Verivox Pressemitteilung

Heidelberg. Die Netznutzungsentgelte im Bereich Strom steigen im kommenden Jahr im bundesweiten Durchschnitt um rund 1 Prozent an und erreichen ein neues Rekordniveau. Bei einem Verbrauch von 4.000 Kilowattstunden pro Jahr liegen die Stromnetzgebühren im Jahr 2020 bei durchschnittlich 289 Euro (netto). Laut aktuellem Stand wird dieser Wert geringfügig um 3 Euro auf 292 Euro (netto) pro Jahr ansteigen. Allerdings gibt es regional starke Unterschiede. Das hat eine Analyse des Vergleichsportals Verivox ergeben.

In Berlin, Saarland und Rheinland-Pfalz bis zu 9 Prozent mehr

Netzentgelte machen rund ein Viertel des Strompreises aus. Allerdings werden Verbraucher regional unterschiedlich stark belastet: Den stärksten Anstieg gibt es in Berlin mit einem Plus von 9 Prozent. Das entspricht einer jährlichen Mehrbelastung von 21 Euro. Im Saarland steigen die Stromnetzgebühren um 7 Prozent, in Rheinland-Pfalz um 5 Prozent.

Entlastet werden Verbraucher in Bremen und Bayern (-6 Prozent), Schleswig-Holstein; Niedersachsen und Hessen (-1 Prozent). Im Vergleich zwischen alten und neuen Bundesländern ergeben sich nur geringe Unterschiede.

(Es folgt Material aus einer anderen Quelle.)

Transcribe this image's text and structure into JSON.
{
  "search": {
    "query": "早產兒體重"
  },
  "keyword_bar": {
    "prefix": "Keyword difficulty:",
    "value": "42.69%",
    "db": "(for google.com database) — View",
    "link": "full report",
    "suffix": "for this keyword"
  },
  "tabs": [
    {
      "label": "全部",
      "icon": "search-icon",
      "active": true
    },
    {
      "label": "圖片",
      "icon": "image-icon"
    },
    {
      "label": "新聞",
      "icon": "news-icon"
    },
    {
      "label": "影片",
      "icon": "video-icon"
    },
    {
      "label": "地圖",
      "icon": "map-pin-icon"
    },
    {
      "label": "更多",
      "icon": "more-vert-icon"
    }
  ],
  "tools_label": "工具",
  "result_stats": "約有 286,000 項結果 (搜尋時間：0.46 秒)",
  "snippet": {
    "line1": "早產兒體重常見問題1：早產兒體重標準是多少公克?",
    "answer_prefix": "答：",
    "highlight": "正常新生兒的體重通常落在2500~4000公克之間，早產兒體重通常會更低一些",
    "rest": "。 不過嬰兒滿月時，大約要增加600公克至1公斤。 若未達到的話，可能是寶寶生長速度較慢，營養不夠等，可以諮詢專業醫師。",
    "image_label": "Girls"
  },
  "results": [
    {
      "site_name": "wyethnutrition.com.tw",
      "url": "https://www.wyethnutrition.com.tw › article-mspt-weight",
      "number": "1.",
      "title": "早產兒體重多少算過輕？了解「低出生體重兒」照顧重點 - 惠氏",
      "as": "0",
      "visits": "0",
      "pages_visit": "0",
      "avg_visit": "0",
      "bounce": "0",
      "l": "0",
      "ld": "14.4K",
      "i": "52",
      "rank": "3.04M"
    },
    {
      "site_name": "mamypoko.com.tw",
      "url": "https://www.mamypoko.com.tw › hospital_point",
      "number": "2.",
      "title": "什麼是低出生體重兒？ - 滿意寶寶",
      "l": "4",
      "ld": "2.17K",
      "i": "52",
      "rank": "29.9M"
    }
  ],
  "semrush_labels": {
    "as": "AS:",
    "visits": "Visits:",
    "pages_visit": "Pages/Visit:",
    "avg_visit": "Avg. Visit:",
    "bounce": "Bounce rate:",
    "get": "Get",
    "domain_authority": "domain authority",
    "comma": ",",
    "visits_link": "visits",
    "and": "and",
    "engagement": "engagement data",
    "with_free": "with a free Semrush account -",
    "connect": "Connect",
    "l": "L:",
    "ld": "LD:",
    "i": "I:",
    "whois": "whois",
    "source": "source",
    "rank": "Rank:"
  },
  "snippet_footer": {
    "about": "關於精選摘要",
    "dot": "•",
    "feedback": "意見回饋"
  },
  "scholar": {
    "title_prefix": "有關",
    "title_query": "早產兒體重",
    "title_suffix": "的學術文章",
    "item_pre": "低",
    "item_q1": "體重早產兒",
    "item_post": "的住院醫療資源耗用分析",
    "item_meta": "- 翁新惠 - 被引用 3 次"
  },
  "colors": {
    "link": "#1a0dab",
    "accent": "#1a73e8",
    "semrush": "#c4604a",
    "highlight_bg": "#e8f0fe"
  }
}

Stromnetzentgelte erreichen neuen Rekordwert

„Die Stromnetzgebühren erhöhen sich im kommenden Jahr nur leicht. Das ist eine gute Nachricht, zumal sie im Vorjahr um rund 6 Prozent gestiegen sind. Dennoch kostet das Stromnetz die privaten Verbraucher mehr als jemals zuvor. Innerhalb der letzten zehn Jahre sind die Gebühren um insgesamt 30 Prozent angestiegen“, sagt Thorsten Storck, Energieexperte bei Verivox.

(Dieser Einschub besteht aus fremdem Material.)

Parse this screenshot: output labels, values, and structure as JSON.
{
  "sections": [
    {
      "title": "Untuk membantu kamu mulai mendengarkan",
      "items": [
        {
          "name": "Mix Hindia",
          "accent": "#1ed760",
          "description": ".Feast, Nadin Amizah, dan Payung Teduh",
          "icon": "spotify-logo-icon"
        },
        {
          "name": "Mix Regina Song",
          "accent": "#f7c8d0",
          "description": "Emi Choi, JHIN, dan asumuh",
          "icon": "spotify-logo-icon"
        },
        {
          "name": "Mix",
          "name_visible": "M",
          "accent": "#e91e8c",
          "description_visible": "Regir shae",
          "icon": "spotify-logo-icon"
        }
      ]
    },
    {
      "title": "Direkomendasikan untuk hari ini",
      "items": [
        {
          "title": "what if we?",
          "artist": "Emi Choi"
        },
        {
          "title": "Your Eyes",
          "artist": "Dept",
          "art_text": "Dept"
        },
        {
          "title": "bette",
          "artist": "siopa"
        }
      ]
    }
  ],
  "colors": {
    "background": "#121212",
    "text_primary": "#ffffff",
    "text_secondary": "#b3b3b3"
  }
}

Strompreise entwickeln sich regional unterschiedlich

Die von der Bundesregierung beschlossene Deckelung der EEG-Umlage, die für rund ein Viertel des Strompreises verantwortlich ist, senkt den durchschnittlichen Strompreis um rund 1 Prozent.

„Da die Netzgebühren im Bundesschnitt ansteigen, werden die Strompreise 2021 trotz EEG-Umlagen-Deckelung voraussichtlich auf hohem Niveau stagnieren. Verbraucher in Gebieten mit stark steigenden Netzentgelten müssen sogar mit Preiserhöhungen rechnen“, so Storck.

Stromanbieter haben noch bis Mitte November Zeit, um zu entscheiden, ob sie Preiserhöhungen oder -senkungen an ihre Kunden weitergeben. Gibt es eine Preisänderung, haben Verbraucher immer ein Sonderkündigungsrecht. Wer dann den Anbieter vergleicht, spart derzeit bei einem Wechsel aus der Grundversorgung zum günstigsten, fairen Tarif durchschnittlich 450 Euro im Jahr ein.

BUNDESLANDÜBERSICHT DER NETZENTGELTE

Methodik

Für die durchschnittlichen Stromkosten wurden die Werte des Verivox-Verbraucherpreisindex Strom herangezogen, der die Preise der örtlichen Versorger und der wichtigsten überregionalen Anbieter berücksichtigt. Für die Entwicklung der Netznutzungsentgelte 2021 wurden die vorläufigen Veröffentlichungen der Verteilnetzbetreiber betrachtet. In die Betrachtung flossen 86 Prozent der deutschen Stromversorgungsgebiete ein.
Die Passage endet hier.